The other wonderful thing about a B&B is that, as part of the (relatively minimal) cost of your room, your breakfast is included. I don’t say that this is “wonderful” because of the few pennies you save on not having to buy your own morning coffee, but because breakfast is provided in a breakfast room, where you are surrounded by almost-always friendly fellow-travelers.

Unlike a restaurant or coffee shop in a chain hotel, the breakfast room has the ambiance of a place where your host has invited all his/her guests to share a meal together. You’ll meet fascinating people from all over the world, invariably including a few other Americans and also other children.

While you don’t want to be in the constant company of an organized group, that’s not to say that you don’t ever want the company of other people at all – breakfast at a B&B is a chance to exchange stories and experiences with other families having their own adventures, parallel to yours.

The honeymoon couple from Amsterdam might be able to tell you about a fabulous little restaurant they found the night before. The woman visiting from Osaka might be eager to tell you that, although the museum you’re planning to visit is wonderful, her child loved another one so much more.

A simple breakfast becomes another chance to underscore the idea that people from all corners of the globe see our world as a wonderful place that’s theirs to explore, getting to know each other in the process.

How will you know how to recognize this type of accommodation? For one thing as you read down the guidebook listings you might look for the above terminology (‘auberge’ or ‘pensione’ instead of ‘hotel’), as well as the number of rooms (obviously if the number of rooms is 140 you can assume it is not a small B&B).

What you’re looking for is a “one star” or “two star” accommodation. Americans often refer to luxury hotels as “five star” or “four star”, but we don’t tend to monitor smaller hotels on this “star” system. Europeans, however, definitely do.

If a hotel has no stars at all, that is significant to note – avoid these, unless you are able to make the stretch that falling plaster, mildewed carpet and questionably washed sheets with holes in them further reflect that “sense of history” we were just discussing…

Another aspect of one-star hotels that is very common and taken for granted in much of the world, but that Americans are often taken a-back by, is that the toilet and shower may be down the hall from your room and therefore shared by the guests from several other rooms.

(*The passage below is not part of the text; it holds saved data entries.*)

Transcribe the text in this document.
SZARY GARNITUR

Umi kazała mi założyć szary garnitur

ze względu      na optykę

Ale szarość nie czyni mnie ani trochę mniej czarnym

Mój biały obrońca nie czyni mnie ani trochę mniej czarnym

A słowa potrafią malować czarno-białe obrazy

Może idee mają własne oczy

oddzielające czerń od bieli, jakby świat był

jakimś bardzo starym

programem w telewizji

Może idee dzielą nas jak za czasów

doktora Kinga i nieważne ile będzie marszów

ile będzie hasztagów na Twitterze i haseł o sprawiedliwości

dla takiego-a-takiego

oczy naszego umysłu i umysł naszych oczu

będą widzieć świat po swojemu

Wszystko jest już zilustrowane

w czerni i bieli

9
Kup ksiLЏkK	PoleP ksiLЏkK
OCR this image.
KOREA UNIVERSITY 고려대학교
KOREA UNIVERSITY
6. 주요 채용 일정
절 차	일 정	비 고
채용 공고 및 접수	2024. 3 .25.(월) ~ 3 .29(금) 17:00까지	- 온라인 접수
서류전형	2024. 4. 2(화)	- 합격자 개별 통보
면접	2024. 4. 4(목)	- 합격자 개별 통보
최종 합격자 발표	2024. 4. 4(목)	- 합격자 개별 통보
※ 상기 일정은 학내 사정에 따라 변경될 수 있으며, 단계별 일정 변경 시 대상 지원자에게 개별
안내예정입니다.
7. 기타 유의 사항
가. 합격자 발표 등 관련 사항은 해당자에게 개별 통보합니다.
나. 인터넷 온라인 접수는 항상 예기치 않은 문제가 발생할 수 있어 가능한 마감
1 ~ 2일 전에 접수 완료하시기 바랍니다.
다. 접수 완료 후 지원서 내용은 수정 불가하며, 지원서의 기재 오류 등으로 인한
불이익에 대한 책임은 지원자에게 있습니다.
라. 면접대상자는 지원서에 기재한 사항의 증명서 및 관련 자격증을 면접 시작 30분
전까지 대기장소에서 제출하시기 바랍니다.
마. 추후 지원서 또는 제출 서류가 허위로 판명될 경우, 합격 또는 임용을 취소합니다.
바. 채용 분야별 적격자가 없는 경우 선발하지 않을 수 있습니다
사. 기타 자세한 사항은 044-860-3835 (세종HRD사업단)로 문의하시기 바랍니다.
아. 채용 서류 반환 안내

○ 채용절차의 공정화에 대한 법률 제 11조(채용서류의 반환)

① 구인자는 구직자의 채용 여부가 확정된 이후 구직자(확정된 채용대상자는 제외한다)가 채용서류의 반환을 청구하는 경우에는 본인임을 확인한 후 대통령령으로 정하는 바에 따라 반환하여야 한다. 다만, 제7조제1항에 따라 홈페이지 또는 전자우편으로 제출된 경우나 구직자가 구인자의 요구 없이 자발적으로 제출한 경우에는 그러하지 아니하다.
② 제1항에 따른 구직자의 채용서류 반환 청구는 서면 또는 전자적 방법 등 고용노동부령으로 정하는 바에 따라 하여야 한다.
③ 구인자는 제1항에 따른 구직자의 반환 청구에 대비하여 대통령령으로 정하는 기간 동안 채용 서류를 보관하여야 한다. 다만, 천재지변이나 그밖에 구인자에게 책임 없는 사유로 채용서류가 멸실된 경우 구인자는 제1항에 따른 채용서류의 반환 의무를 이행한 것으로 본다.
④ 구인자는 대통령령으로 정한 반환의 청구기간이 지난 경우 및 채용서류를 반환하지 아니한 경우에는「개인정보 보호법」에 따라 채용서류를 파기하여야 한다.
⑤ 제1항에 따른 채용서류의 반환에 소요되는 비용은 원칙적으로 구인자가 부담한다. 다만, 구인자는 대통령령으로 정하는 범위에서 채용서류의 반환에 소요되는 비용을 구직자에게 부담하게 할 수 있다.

This might have a negative connotation to Americans simply because it’s not something we ever see at home in a hotel we’d consider decent.

Before rejecting the idea out-of-hand, though, give some thought to the fact that the custom of a shared bathroom is not seen as a mark of a seedy or disreputable place outside of this country. If you think about it, when you are a guest in your Cousin Sally’s home you don’t generally have your own bathroom, but have to share it with Sally’s other guests. It’s not usually a terrible hardship in that situation and it doesn’t have to be in this case either, and it may be a way for you to save a significant amount of money.